By Iris C. Gonzales, The Philippine Star

Posted at Jul 29 2011 07:00 AM | Updated as of Jul 29 2011 07:03 PM

MANILA, Philippines - The Bureau of Customs (BOC) will tighten the rules covering the country’s Balikbayan Box Program after discovering that smugglers are now using this route to bring in goods to the Philippines and escape the duties slapped by the BOC.

“We will now subject the balikbayan boxes to X-ray,” Customs Commissioner Angelito Alvarez said yesterday in a press conference at the Department of Justice (DOJ).

Alvarez has filed a case against a gun storeowner who used the balikbayan route to smuggle in firearms and ammunitions and disguised this with diapers and other personal items.

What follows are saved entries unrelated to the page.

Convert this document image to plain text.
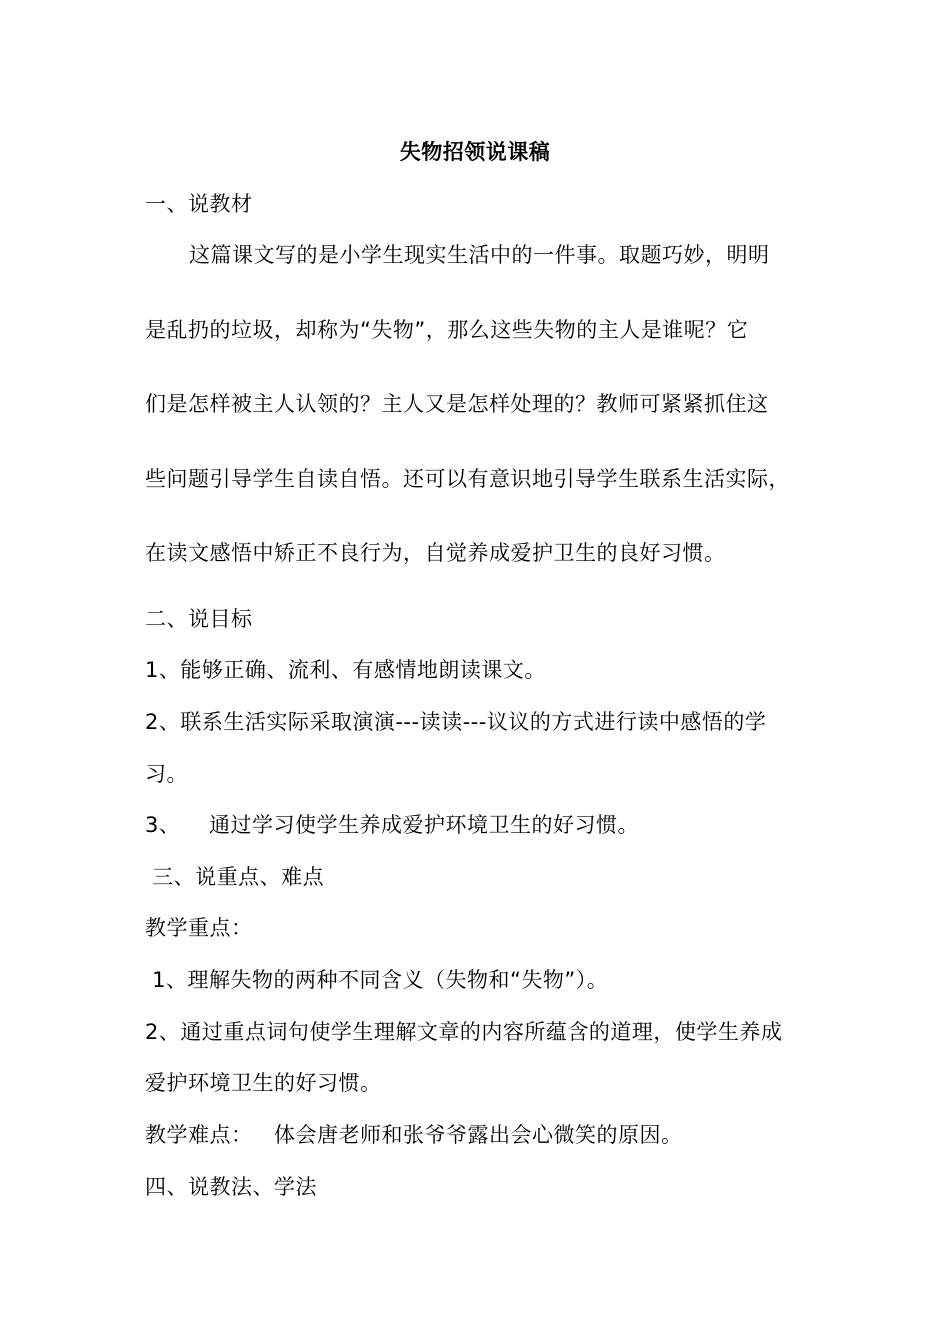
失物招领说课稿
一、说教材
这篇课文写的是小学生现实生活中的一件事。取题巧妙，明明
是乱扔的垃圾，却称为“失物”，那么这些失物的主人是谁呢？它
们是怎样被主人认领的？主人又是怎样处理的？教师可紧紧抓住这
些问题引导学生自读自悟。还可以有意识地引导学生联系生活实际，
在读文感悟中矫正不良行为，自觉养成爱护卫生的良好习惯。
二、说目标
1、能够正确、流利、有感情地朗读课文。
2、联系生活实际采取演演---读读---议议的方式进行读中感悟的学
习。
3、    通过学习使学生养成爱护环境卫生的好习惯。
三、说重点、难点
教学重点：
1、理解失物的两种不同含义（失物和“失物”）。
2、通过重点词句使学生理解文章的内容所蕴含的道理，使学生养成
爱护环境卫生的好习惯。
教学难点：   体会唐老师和张爷爷露出会心微笑的原因。
四、说教法、学法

The Customs chief said the scheme was foiled by the agency’s anti-smuggling group with the help of the US Department of Homeland Security.

The respondent, Mark Louie Mendoza of La Loma, Manila is facing various technical smuggling offenses ranging from “misdeclaration and misclassification to unauthorized importation” of weapons of guns and ammunitions.

In a filing at the Justice department, Alvarez charged Mendoza who was identified as the consignee of assorted gun parts and accessories contained in 15 balikbayan boxes.

Customs officials seized the boxes in two successive operations between July 18 and July 25 this year, Alvarez said.

He said the agency would be coordinating with California-based Marilou Mendoza who was identified as the sender of household goods and personnel effects.

Alvarez said that the relation of the two Mendozas is still being verified.

Louie Mendoza is believed to be the owner of Last Resort Armaments, a gun store operating at the Makati Cinema Square along Don Chino Roces Street in Makati City.

Of the 15 boxes, seven boxes arrived on July 16 at the Manila International Container Port.

Upon examination, Customs officials found out that the boxes contained different pieces of long rifle bullets, slugs, cleaning kits and speed lock systems.

Customs officials subjected the boxes to 100% examination based on information provided by the shipment’s consolidator, the Atlas Brokerage and Xpress Padala, Inc. and the US Department of Homeland Security.

Customs Deputy Commissioner and RATS executive director Gregorio Chavez said the seized contraband had a combined value of at least P7.5 million.

If convicted, Chavez said Mendoza could be jailed for life.

Alvarez said there are some 40,000 balikbayan boxes entering the country every year through the Ports of Manila and the Manila International Container Port.